The logit function is the inverse of the logistic function, and the
logistic function is sometimes called the sigmoid function or the
s-curve.


Logistic regression estimation obeys the maximum entropy principle,
and thus logistic regression is sometimes called “maximum entropy
modeling”, and the resulting classifier the “maximum entropy
classifier”.


The generalization of binomial logistic regression to multinomial
logistic regression is sometimes called a softmax or exponential model.


Maximum a priori (MAP) estimation with Gaussian priors is often
referred to as “ridge regression”; with Laplace priors MAP estimation
is known as the “lasso”. MAP estimation with Gaussian, Laplace or
Cauchy priors is known as parameter shrinkage.
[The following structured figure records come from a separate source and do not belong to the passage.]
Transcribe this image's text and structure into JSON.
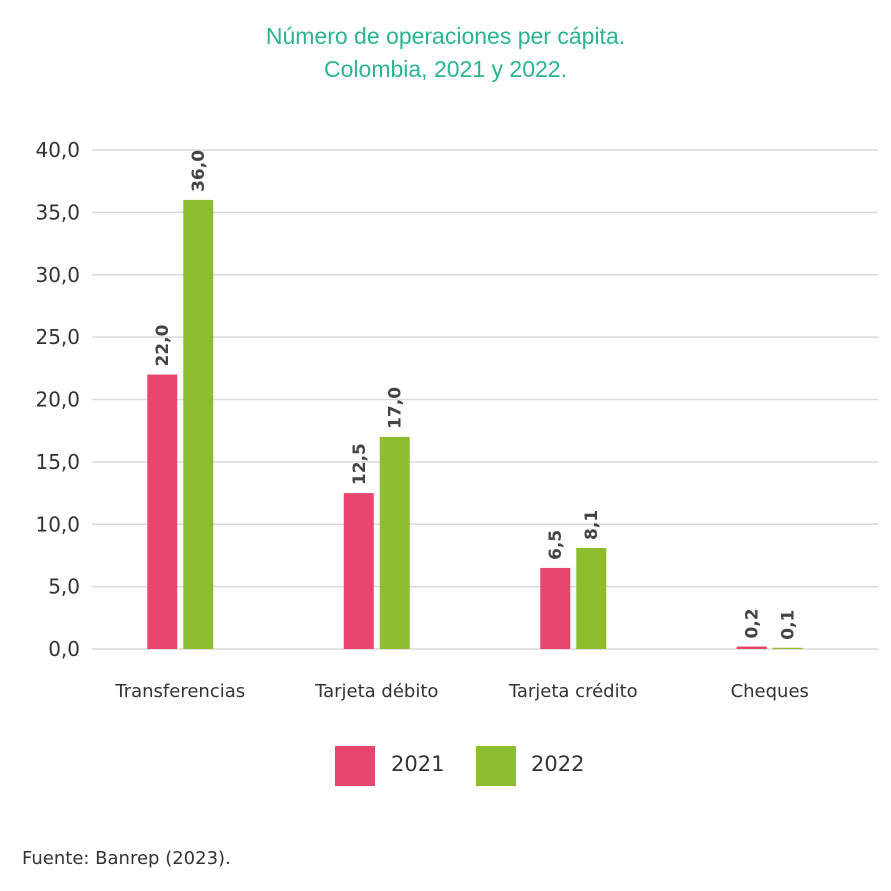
{
  "title_line1": "Número de operaciones per cápita.",
  "title_line2": "Colombia, 2021 y 2022.",
  "source": "Fuente: Banrep (2023).",
  "colors": {
    "2021": "#e8466f",
    "2022": "#8dbd2f",
    "title": "#2bb58c"
  },
  "chart_data": {
    "type": "bar",
    "title": "Número de operaciones per cápita. Colombia, 2021 y 2022.",
    "categories": [
      "Transferencias",
      "Tarjeta débito",
      "Tarjeta crédito",
      "Cheques"
    ],
    "series": [
      {
        "name": "2021",
        "values": [
          22.0,
          12.5,
          6.5,
          0.2
        ],
        "labels": [
          "22,0",
          "12,5",
          "6,5",
          "0,2"
        ],
        "color": "#e8466f"
      },
      {
        "name": "2022",
        "values": [
          36.0,
          17.0,
          8.1,
          0.1
        ],
        "labels": [
          "36,0",
          "17,0",
          "8,1",
          "0,1"
        ],
        "color": "#8dbd2f"
      }
    ],
    "ylim": [
      0,
      40
    ],
    "yticks": [
      0,
      5,
      10,
      15,
      20,
      25,
      30,
      35,
      40
    ],
    "ytick_labels": [
      "0,0",
      "5,0",
      "10,0",
      "15,0",
      "20,0",
      "25,0",
      "30,0",
      "35,0",
      "40,0"
    ],
    "grid": true,
    "legend_position": "bottom"
  }
}
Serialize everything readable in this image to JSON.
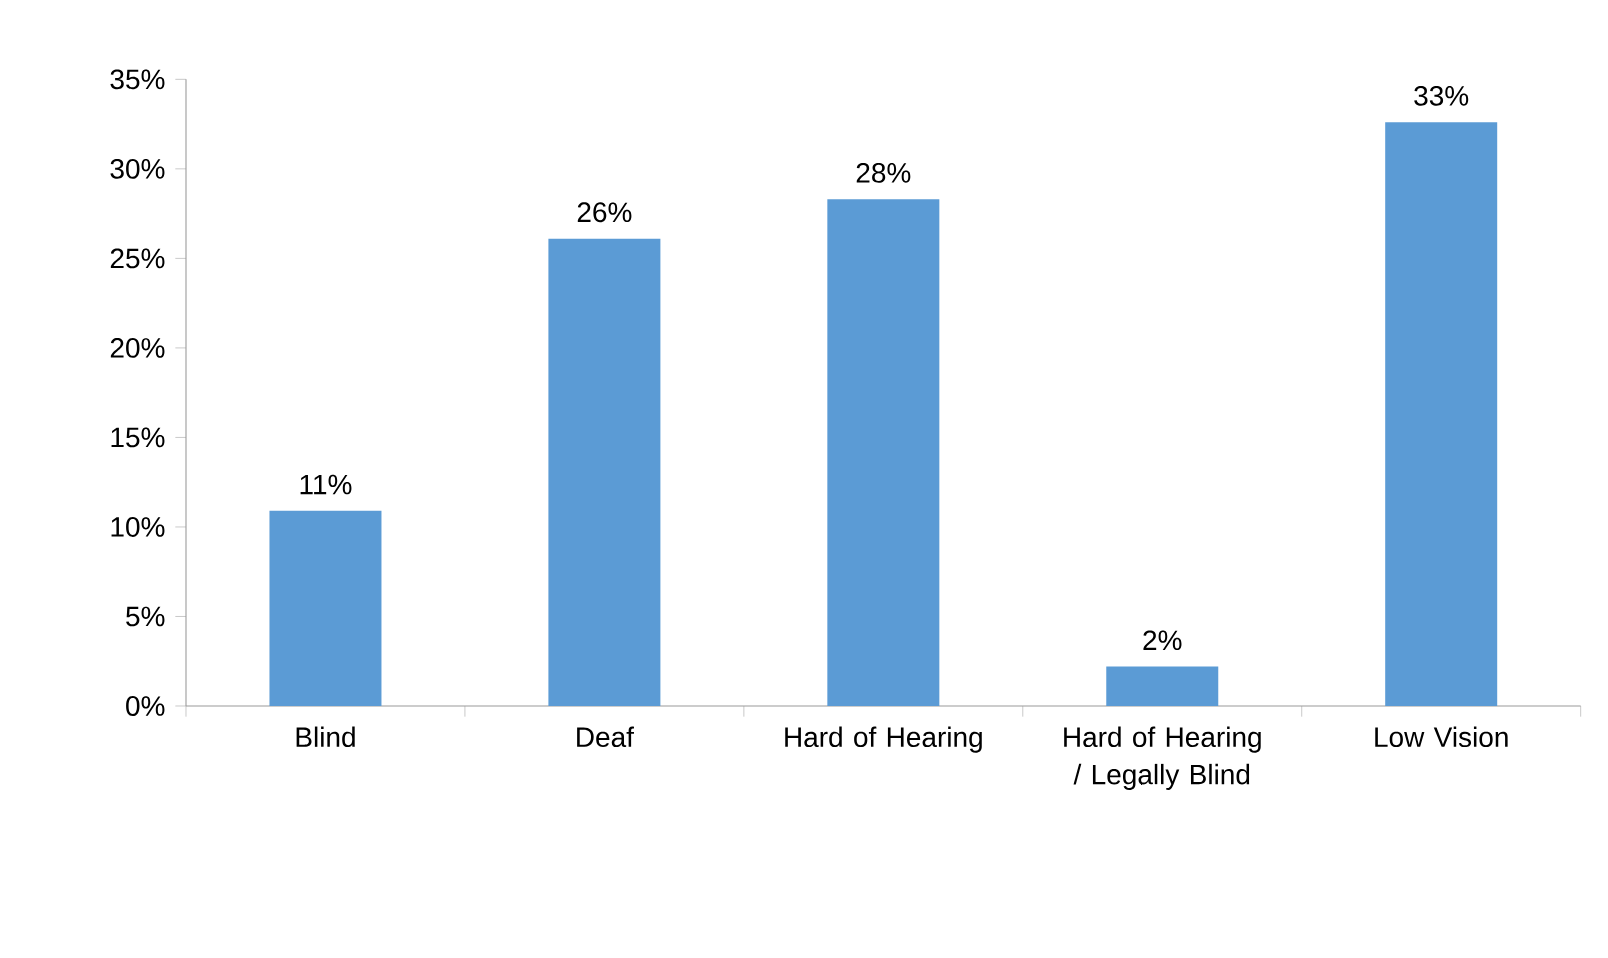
{
  "chart_data": {
    "type": "bar",
    "categories": [
      "Blind",
      "Deaf",
      "Hard of Hearing",
      "Hard of Hearing / Legally Blind",
      "Low Vision"
    ],
    "values": [
      10.9,
      26.1,
      28.3,
      2.2,
      32.6
    ],
    "value_labels": [
      "11%",
      "26%",
      "28%",
      "2%",
      "33%"
    ],
    "color": "#5b9bd5",
    "ylim": [
      0,
      35
    ],
    "yticks": [
      {
        "value": 0,
        "label": "0%"
      },
      {
        "value": 5,
        "label": "5%"
      },
      {
        "value": 10,
        "label": "10%"
      },
      {
        "value": 15,
        "label": "15%"
      },
      {
        "value": 20,
        "label": "20%"
      },
      {
        "value": 25,
        "label": "25%"
      },
      {
        "value": 30,
        "label": "30%"
      },
      {
        "value": 35,
        "label": "35%"
      }
    ],
    "grid": false
  }
}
Gaussian and Laplace are
forms of regularized regression, with the Gaussian version being
regularized with the L2 norm (Euclidean distance, called the
Frobenius norm for matrices of parameters) and the Laplace version
being regularized with the L1 norm (taxicab distance or Manhattan metric); other Minkowski metrics may be used for shrinkage.


Binary logistic regression is equivalent to a one-layer,
single-output neural network with a logistic (sigmoid) activation
function trained under log loss. This is sometimes called
classification with a single neuron.